Monday, January 4, 2010

The Year in Review for High Yield

With the conclusion of 2009, I thought it instructive to show how massively credit spreads have collapsed since peaking in December 2008. The spread to worst on the Credit Suisse High Yield index has declined to 647 bps from a staggering 1900 bps on December 18, 2009. Similarly, the yield to worst on the index has declined to 8.8% from over 21% in late 2008.

The compression in spreads led to an approximate 57% increase in the broader high yield index with CCC’s (the real dregs in high yield land) returning over 100%. For distressed bonds that traded at 10-15 cents at the market nadir, many have risen by a staggering 500-600%. Needless to say, it has been an unbelievable year in credit.

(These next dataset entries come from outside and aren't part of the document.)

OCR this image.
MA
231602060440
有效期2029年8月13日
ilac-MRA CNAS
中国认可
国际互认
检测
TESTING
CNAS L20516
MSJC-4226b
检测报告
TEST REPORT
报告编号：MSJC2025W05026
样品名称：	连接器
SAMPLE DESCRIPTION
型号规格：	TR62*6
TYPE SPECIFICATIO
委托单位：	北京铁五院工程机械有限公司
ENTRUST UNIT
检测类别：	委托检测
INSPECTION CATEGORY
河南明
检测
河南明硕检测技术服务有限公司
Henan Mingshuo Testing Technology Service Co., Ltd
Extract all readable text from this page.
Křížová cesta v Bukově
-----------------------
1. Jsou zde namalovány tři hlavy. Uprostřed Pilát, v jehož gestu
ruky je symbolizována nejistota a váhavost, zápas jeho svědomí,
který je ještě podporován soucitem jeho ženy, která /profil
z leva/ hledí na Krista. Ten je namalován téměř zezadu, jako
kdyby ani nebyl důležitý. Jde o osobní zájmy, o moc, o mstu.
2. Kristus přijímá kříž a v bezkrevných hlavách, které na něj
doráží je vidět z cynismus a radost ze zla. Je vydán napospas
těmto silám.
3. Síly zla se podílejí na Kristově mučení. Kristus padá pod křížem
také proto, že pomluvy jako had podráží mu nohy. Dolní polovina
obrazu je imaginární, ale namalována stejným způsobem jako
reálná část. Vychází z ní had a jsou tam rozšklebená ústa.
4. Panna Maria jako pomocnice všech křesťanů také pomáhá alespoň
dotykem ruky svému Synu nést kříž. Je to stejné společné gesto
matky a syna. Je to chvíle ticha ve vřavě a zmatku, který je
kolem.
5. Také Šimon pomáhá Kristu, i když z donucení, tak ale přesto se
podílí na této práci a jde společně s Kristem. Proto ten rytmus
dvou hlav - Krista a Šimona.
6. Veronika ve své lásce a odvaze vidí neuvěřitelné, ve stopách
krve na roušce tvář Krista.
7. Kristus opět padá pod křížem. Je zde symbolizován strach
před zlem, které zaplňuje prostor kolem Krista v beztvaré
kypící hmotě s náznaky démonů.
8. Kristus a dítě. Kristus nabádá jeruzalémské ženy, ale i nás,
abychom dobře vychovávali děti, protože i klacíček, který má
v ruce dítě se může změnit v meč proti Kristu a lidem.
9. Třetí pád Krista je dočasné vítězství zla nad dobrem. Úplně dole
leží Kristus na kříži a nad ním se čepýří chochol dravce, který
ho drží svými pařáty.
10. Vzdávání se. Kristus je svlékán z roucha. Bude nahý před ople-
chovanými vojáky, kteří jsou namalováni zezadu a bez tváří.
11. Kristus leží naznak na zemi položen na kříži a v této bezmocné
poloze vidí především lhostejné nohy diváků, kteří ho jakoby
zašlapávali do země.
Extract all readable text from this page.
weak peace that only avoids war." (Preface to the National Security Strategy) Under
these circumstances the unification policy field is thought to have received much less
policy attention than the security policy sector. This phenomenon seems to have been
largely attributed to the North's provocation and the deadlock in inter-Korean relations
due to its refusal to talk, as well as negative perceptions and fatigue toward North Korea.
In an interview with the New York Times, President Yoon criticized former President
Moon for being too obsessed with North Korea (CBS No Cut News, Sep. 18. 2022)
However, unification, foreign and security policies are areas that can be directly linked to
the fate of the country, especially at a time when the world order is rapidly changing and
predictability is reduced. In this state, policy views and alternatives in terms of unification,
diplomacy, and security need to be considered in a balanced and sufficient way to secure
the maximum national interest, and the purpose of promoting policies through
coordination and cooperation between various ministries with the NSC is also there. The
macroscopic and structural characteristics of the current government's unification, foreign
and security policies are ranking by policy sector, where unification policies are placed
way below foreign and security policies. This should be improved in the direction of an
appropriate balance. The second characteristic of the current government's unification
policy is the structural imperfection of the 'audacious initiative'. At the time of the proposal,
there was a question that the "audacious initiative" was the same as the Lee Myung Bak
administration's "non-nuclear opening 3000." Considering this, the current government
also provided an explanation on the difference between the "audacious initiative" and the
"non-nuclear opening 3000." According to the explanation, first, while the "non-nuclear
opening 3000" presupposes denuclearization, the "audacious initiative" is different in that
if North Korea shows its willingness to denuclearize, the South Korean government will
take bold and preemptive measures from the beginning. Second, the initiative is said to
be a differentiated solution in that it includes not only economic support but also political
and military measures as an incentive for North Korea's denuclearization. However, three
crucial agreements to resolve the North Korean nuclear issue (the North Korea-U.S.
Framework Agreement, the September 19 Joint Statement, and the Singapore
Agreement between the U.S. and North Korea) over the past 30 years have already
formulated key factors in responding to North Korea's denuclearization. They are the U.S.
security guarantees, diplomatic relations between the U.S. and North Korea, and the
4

As demonstrated in the charts below, yields have returned to late-2007 levels (around the time of the equity market peak in October 2007) and spreads have compressed to levels last seen in June 2008 (right before the market really started to blow out in July 2008). While history suggests that we could see some further spread tightening, particularly if the economy continues to heal, high yield credit will be a much more difficult place to earn a living in 2010. In my opinion, for those with a more bullish orientation, the equity markets offer a much more compelling risk reward proposition. This will be even more the case if inflation begins to surface.